Аня взглянула и на время забыла девушку с прекрасными, но полными неприязни глазами. Первое впечатление от «нашего домика» стало наслаждением для взора и души — он выглядел как большая кремовая ракушка, выброшенная волнами на берег гавани. Вдоль ведущей к дому дорожки стояли два ряда высоких пирамидальных тополей, величественные фиолетовые силуэты которых четко вырисовывались на фоне неба. За домом и садом, укрывая их от тяжелого дыхания морских ветров, тянулся окутанный дымкой еловый лес. Как любой лес, он, казалось, скрывал в своих укромных уголках удивительные тайны, прелесть которых откроется лишь тому, кто забредет в самую чащу и будет терпеливо искать. Темно-зеленые лапы елей свято хранят эти тайны от любопытных и равнодушных глаз.
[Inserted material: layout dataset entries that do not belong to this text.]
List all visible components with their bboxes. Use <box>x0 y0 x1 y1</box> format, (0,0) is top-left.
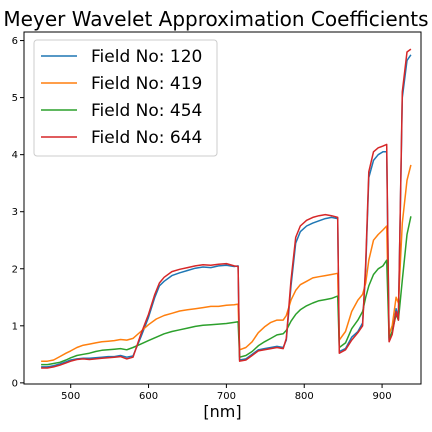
x-tick-label: 900 <box>373 391 392 402</box>
y-tick-label: 1 <box>12 321 18 332</box>
y-tick-label: 4 <box>12 150 18 161</box>
legend-label: Field No: 120 <box>91 47 202 67</box>
legend-box <box>33 39 218 157</box>
y-tick-label: 0 <box>12 378 18 389</box>
y-tick-label: 5 <box>12 93 18 104</box>
series-line <box>41 216 412 366</box>
legend-label: Field No: 644 <box>91 128 202 148</box>
y-tick-label: 6 <box>12 36 18 47</box>
x-axis-ticks: 500 600 700 800 900 <box>61 384 392 402</box>
x-tick-label: 600 <box>139 391 158 402</box>
legend-label: Field No: 454 <box>91 101 202 121</box>
x-tick-label: 800 <box>295 391 314 402</box>
y-tick-label: 2 <box>12 264 18 275</box>
series-line <box>41 48 412 369</box>
legend: Field No: 120 Field No: 419 Field No: 454 F… <box>33 39 218 157</box>
plot-frame <box>23 31 422 385</box>
y-axis-ticks: 0 1 2 3 4 5 6 <box>12 36 24 389</box>
x-tick-label: 700 <box>217 391 236 402</box>
x-tick-label: 500 <box>61 391 80 402</box>
series-line <box>41 164 412 362</box>
legend-label: Field No: 419 <box>91 74 202 94</box>
y-tick-label: 3 <box>12 207 18 218</box>
x-axis-label: [nm] <box>203 402 241 421</box>
series-lines <box>41 48 412 369</box>
chart-title: Meyer Wavelet Approximation Coefficients <box>3 7 428 31</box>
Ночные ветры начинали свои дикие пляски за грядой песчаных дюн, а рыбачья деревушка на противоположном берегу гавани уже сверкала бриллиантами огоньков, когда Аня и Гилберт ехали по дорожке между двумя рядами тополей. Дверь маленького домика открылась, и в сумраке затрепетал теплый свет камина. Гилберт снял Аню с брички и повел в сад через калитку, висевшую между двумя, начинающими по-осеннему рыжеть пихтами, а затем по аккуратной красной дорожке к широкой каменной ступени, освещенной отблесками пламени.
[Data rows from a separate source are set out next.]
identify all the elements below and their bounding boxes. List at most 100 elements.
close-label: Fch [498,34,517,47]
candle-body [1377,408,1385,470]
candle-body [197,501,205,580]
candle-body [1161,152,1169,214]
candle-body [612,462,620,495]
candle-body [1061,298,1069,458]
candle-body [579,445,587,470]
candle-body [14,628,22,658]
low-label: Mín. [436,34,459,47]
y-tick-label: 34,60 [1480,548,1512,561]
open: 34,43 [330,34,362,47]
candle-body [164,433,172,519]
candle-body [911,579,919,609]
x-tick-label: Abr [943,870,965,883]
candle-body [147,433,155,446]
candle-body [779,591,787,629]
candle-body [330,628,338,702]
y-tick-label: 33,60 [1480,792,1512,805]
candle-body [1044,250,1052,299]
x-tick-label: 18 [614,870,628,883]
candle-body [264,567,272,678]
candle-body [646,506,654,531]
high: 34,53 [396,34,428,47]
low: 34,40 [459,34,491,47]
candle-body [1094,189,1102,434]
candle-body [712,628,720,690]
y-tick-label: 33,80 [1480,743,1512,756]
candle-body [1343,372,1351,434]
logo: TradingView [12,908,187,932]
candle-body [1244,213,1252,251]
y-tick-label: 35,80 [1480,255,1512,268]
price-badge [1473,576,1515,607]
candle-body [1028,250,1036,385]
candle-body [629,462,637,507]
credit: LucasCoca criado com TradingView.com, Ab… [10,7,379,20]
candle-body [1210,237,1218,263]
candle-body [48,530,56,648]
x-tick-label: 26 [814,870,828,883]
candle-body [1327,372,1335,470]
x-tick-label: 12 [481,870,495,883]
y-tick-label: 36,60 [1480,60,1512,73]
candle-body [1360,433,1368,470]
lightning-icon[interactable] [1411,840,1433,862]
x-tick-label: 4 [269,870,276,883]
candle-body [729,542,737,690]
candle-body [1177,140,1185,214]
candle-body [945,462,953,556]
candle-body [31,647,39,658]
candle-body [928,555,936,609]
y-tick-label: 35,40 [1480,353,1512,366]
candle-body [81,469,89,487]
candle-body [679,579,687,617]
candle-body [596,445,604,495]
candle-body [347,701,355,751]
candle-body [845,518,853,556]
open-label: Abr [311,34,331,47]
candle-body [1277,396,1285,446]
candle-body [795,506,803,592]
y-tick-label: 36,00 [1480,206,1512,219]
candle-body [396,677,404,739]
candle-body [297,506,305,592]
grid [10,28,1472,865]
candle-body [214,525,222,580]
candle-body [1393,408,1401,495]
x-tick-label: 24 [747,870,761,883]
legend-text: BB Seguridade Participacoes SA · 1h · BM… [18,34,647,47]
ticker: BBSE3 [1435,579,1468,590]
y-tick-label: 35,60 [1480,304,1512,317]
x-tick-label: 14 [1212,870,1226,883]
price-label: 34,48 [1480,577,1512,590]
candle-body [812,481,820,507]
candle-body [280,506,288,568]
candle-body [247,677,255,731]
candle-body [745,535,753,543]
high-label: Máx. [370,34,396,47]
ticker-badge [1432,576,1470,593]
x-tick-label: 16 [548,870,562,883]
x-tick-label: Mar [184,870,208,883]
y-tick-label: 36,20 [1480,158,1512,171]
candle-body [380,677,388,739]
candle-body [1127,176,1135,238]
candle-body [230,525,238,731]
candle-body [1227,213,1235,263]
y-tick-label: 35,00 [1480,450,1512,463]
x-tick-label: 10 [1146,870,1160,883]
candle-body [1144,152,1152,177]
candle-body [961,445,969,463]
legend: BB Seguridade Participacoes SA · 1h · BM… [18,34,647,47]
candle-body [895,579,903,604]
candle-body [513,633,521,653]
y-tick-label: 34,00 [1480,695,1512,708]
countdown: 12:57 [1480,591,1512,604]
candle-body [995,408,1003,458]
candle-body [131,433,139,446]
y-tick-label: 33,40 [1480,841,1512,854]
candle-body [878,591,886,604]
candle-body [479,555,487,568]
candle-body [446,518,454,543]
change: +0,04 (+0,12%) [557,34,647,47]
— Добро пожаловать домой, — шепнул он, и рука об руку они перешагнули порог своего Дома Мечты.

 

Глава 6

 

Капитан Джим

 

Доктор Дейв и старая докторша пришли в маленький домик встречать молодоженов. Доктор Дейв оказался высоким, веселым и добродушным стариком с белыми бакенбардами, а его жена нарядной розовощекой маленькой особой с серебряными волосами, которая приняла Аню с распростертыми объятиями — в прямом и переносном смысле.

— Я так рада вас видеть, дорогая! Вы, должно быть, ужасно устали. У нас тут для вас легкий ужин, а капитан Джим принес вам форели. Капитан Джим… где же вы? Он, наверное, пошел выпрячь лошадь. Пойдемте наверх — там разденетесь.

Следуя за старой докторшей по лестнице, Аня смотрела на все вокруг сияющими и внимательными глазами. Ей очень нравилось, как выглядит ее новое жилище. Здесь была уютная атмосфера Зеленых Мезонинов и даже что-то от ее собственных давних традиций.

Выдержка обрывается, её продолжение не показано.